Bob looked at my heaving form on the bed before him. “I’m sorry,” he said. “But isn’t that supposed to be a good thing?”

“But it’s BIG. And WHITE. And LACY. AND I LOOK LIKE A BRIDE!” I cried.

“Okay. I think I’m missing something here,” he said. “I thought you were a bride.”

“Well, technically, yes, but I’m not supposed to LOOK like one! I’m supposed to be the Anti-Bride! I’m supposed to be a renegade. I’M SUPPOSED TO BE SUBVERSIVE,” I wailed.

Bob sat down beside me. “Honey,” he said after a moment. “Don’t take this the wrong way but: You? Dressed in a big, white, traditional wedding dress? If you ask me, that’s about as subversive as you can get.”

“Really?” I sniffled.

“If you want to shock people and defy all expectations,” he said, “frankly, I can’t think of a better way to do it.”

I rolled over and gazed at him, tears streaking down my cheeks and pooling in my ears. My fiancÉ had an intense, brooding face, a landscape of complicated thought. That is, until he smiled. Then, his face became a circus marquee lighting up, boyish and gleeful, and you couldn’t help grinning back at it. Looking at him, I saw his profound goodness, his poignant strength, his refusal to be cowed by either convention or rebelliousness.
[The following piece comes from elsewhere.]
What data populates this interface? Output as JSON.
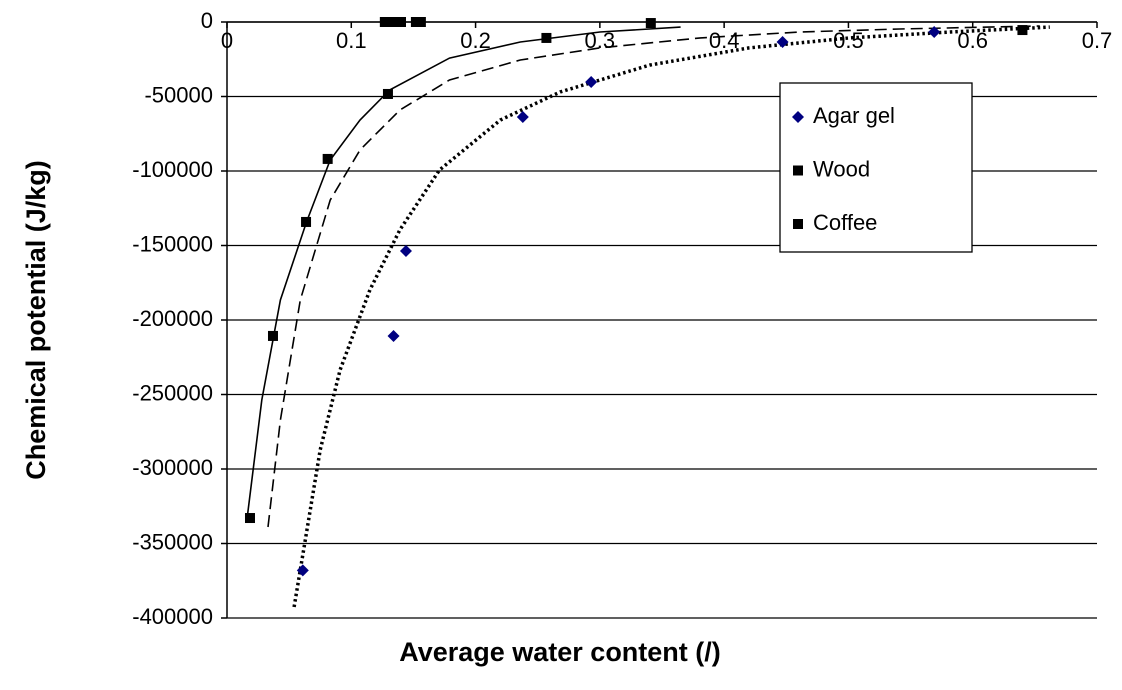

Decades earlier, on the afternoon that my mother and my father had announced they were engaged, both their families had inexplicably declared war on each other. Battles were pitched over who paid for liquor at the wedding, who paid for the flowers, who could invite an extra cousin. By the time my parents finally got married, an invisible line seemed to have been drawn down the center of the chapel. My mother’s family sat on one side in frigid silence, my father’s on the other. It was like a wedding with the Berlin Wall plunked down the middle of it. In the photographs, my poor parents look miserable. They were only kids at the time. Trying to build a life together on such a fractured foundation, in the face of such volcanic animosity, why, they’d hardly stood a chance.

The decision to pledge your life to someone is such an enormous leap of faith. You grab each other’s hand and jump, hoping you’ll manage to navigate together whatever life hurls at you. It’s crucial to be good to each other, to feel supported and endorsed.